When critics and soul folk compile those lists of the best ever soul records, Brook Benton’s 1969 tear-jerking version of Tony Joe White’s ‘Rainy Night In Georgia’ is guaranteed a podium finish! The Cotillion recording remains the definitive version of the song and it helped revive the veteran’s career.
That career began way back in the fifties when, signed to Mercury, he scored something like 18 top 30 hits. Stylistically they were an amalgam old school R&B, embryonic soul and MOR crooning but, whatever, the North Carolina-born Benton carved himself a decent little niche.
When the hits started to dry up Benton moved over to RCA, then onto Reprise and eventually to the Atlantic subsidiary Cotillion where uber-producer Arif Mardin re-invented him as a smooth soul man (with a hint of country) and the gamble paid off as ‘Rainy Night’ stormed the charts.
There is any number of Brook Benton Mercury compilations out there and SoulMusic.com Records have recently reissued a couple of Benton’s Cotillion long players (see our reviews archive). The singer’s Reprise output and indeed several of his Cotillion sides have evaded the reissue labels… till now! Here Real Gone Music offer a 2 CD 31 tracker that collects together all Brook Benton’s’ Reprise and Cotillion singles…. all the As and all the Bs!
The album starts with the six sides of Benton’s three Reprise singles. Reprise was owned by Frank Sinatra and execs tried to pitch Benton in the same MOR mould… witness his version of ‘The Glory Of Love’, while the take on ‘Lonely Street’ treads the same path that Ray Charles had taken on his acclaimed C&W albums.

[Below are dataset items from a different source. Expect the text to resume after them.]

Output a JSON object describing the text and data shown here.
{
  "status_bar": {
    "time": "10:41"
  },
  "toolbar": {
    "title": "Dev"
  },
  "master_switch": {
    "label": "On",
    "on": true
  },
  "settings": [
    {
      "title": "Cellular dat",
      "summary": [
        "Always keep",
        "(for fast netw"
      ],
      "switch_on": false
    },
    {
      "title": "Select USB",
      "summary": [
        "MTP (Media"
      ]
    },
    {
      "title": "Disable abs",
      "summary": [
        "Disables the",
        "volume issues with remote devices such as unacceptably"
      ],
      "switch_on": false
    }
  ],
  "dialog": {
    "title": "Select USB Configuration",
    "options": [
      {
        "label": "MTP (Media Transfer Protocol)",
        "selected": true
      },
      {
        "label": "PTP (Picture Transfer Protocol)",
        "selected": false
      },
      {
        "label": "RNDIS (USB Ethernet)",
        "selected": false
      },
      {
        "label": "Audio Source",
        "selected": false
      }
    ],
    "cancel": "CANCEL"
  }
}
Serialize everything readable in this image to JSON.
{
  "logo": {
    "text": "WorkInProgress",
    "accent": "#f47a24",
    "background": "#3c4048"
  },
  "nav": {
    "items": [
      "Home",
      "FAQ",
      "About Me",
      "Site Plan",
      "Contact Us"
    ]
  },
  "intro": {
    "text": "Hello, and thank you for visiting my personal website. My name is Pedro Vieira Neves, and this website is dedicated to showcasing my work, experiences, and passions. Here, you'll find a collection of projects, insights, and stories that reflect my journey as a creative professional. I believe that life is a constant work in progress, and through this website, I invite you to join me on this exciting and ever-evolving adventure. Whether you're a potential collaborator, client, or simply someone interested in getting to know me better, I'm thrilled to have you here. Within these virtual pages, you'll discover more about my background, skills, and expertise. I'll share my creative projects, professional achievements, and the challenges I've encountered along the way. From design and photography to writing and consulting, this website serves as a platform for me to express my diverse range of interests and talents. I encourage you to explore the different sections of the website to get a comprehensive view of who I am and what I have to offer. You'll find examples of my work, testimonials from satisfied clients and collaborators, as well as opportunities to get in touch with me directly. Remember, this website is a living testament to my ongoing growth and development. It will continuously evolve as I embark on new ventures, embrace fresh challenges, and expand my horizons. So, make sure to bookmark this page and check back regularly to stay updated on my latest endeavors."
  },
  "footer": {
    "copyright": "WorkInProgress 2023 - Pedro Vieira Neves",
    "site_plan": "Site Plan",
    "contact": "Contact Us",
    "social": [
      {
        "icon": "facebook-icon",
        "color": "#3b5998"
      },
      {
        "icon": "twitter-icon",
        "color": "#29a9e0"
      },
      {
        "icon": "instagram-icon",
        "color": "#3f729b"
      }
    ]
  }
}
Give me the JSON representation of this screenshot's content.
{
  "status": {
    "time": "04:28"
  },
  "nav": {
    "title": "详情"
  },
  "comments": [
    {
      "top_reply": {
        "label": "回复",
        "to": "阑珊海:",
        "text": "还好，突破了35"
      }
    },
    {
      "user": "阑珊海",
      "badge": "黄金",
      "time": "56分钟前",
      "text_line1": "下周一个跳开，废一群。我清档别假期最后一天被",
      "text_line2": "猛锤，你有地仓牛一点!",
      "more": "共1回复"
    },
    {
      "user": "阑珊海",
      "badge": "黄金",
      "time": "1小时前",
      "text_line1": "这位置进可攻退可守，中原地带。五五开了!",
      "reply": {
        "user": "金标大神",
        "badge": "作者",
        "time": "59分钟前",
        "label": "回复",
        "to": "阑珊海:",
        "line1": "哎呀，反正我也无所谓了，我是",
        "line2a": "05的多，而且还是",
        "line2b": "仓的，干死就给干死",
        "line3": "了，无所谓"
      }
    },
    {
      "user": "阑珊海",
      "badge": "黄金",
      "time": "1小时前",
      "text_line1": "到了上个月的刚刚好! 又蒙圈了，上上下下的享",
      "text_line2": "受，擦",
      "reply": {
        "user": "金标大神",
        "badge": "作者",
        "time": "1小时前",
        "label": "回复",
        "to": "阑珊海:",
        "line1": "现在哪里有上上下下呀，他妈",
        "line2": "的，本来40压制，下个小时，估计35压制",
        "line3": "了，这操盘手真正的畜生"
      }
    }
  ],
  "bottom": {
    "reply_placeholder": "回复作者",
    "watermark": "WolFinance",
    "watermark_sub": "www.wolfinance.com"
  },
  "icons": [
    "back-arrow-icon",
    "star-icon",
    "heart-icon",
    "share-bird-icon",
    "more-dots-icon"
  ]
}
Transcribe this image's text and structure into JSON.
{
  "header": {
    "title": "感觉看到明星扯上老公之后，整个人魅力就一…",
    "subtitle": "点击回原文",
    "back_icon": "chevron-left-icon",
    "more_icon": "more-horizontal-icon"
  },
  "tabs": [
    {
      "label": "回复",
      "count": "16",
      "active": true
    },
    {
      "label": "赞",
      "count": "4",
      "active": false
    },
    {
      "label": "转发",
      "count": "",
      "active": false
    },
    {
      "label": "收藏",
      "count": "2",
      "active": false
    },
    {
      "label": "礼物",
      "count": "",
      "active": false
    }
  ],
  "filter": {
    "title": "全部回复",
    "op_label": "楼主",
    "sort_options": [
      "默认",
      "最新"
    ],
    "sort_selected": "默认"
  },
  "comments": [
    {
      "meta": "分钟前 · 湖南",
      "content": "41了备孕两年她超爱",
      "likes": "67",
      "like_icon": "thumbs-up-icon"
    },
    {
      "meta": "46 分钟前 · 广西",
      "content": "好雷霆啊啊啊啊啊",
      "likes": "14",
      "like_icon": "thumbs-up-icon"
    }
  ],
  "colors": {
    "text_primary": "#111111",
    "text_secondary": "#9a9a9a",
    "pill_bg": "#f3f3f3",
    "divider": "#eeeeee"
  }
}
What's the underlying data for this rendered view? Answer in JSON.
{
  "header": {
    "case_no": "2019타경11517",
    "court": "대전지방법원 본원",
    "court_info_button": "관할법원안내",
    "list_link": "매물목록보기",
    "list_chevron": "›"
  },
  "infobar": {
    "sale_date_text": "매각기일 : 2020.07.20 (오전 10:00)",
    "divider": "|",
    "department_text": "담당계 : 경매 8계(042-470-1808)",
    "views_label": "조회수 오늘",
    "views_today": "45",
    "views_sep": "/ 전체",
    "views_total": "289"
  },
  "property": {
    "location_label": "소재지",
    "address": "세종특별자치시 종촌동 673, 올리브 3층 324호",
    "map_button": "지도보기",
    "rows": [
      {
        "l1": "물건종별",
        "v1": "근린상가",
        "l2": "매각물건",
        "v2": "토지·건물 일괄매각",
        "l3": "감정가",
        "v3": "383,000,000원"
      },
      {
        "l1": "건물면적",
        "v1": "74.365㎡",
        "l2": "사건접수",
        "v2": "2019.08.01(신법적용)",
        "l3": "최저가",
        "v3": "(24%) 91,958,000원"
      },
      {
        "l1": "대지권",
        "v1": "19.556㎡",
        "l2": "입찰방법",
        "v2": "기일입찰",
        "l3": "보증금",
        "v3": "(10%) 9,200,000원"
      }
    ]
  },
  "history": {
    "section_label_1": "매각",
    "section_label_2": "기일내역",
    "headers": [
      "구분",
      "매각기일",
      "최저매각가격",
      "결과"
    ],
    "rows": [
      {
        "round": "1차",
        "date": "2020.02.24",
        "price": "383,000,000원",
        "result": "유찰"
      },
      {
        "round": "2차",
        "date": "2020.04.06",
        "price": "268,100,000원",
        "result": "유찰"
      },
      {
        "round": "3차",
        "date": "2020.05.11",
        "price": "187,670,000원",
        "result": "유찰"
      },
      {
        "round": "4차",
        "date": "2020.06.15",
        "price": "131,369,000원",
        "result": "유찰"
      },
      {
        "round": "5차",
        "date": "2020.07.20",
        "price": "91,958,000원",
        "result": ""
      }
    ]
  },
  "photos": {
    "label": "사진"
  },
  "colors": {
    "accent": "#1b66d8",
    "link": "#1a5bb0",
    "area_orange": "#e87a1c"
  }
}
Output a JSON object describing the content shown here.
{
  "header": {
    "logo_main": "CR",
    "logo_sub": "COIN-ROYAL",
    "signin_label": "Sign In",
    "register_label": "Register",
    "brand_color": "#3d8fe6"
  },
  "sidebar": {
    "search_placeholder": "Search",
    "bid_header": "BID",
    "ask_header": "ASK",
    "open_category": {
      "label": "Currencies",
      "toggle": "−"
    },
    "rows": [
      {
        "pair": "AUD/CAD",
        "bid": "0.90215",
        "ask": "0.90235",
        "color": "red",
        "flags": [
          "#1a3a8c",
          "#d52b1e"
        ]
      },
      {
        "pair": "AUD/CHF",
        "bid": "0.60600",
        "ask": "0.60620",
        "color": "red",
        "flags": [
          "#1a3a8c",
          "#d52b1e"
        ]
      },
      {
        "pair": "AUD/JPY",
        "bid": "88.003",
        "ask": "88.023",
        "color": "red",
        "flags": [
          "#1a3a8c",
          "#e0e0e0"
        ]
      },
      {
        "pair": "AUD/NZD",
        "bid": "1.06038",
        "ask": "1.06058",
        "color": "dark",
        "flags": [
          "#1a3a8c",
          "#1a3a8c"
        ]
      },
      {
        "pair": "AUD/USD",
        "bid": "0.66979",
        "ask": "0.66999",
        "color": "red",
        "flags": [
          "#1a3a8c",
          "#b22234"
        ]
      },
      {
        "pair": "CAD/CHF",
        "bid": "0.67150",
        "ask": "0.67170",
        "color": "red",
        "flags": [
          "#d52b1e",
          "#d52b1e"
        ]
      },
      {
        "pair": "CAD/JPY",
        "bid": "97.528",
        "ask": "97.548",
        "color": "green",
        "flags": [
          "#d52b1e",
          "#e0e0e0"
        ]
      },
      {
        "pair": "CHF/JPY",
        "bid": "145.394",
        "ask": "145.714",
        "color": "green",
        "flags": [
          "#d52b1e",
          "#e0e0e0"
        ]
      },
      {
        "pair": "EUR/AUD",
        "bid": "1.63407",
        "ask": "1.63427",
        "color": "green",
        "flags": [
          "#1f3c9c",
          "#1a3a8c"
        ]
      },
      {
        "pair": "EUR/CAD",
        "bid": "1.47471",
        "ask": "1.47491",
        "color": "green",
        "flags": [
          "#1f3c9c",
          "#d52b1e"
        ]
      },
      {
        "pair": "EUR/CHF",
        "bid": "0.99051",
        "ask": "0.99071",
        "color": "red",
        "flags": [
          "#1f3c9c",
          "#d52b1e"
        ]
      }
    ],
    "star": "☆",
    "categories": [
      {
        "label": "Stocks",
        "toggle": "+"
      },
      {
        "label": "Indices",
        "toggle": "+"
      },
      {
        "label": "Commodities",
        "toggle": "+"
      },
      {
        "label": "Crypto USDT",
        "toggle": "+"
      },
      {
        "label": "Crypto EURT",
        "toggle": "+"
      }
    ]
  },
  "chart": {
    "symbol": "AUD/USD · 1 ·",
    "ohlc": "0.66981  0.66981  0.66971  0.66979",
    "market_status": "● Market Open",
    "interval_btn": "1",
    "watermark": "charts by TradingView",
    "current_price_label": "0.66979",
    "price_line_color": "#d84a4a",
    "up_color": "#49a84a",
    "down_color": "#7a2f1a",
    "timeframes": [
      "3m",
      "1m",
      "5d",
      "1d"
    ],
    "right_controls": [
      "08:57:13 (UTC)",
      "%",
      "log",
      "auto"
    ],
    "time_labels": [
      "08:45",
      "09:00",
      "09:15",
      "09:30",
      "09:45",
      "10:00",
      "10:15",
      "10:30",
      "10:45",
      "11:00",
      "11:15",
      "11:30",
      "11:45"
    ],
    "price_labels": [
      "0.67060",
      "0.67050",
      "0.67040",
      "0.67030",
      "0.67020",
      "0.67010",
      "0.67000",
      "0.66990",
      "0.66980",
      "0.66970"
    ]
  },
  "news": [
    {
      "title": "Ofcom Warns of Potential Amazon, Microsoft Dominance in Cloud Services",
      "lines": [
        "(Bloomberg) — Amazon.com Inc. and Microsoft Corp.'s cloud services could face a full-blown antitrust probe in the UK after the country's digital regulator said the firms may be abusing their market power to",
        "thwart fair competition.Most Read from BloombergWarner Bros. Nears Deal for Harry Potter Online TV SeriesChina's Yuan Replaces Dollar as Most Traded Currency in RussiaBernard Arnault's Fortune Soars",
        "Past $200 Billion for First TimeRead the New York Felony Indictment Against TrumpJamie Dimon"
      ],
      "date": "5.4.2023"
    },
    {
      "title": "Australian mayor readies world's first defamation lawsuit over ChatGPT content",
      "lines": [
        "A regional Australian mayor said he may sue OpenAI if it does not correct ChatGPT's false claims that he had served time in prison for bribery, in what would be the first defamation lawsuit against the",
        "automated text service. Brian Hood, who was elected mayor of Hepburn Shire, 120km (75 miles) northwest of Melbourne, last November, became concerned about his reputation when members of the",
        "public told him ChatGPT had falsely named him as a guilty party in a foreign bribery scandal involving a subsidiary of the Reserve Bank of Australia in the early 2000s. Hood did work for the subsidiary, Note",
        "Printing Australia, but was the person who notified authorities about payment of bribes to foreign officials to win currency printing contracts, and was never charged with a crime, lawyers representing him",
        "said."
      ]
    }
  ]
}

The pack’s remaining tracks are from the Cotillion years beginning with a Bacharach styled version of Leiber and Stoller’s ‘Do Your Own Thing’ and ending with 1972’s ‘Movin’ Day’. Of course, ‘Rainy Night In Georgia’ remains the jewel in the Cotillion crown. Other highlights include ‘Shoes’ (a Don Covay song) and ‘She Even Woke Me Up To Say Goodbye’. Dip in anywhere though and enjoy quality country-inflected soul (much recorded in Miami’s Criteria Studio or down in Muscle Shoals). The secret seems to be in the way Mardin selected songs that he knew would perfectly match Benton’s world-weary, melancholy voice.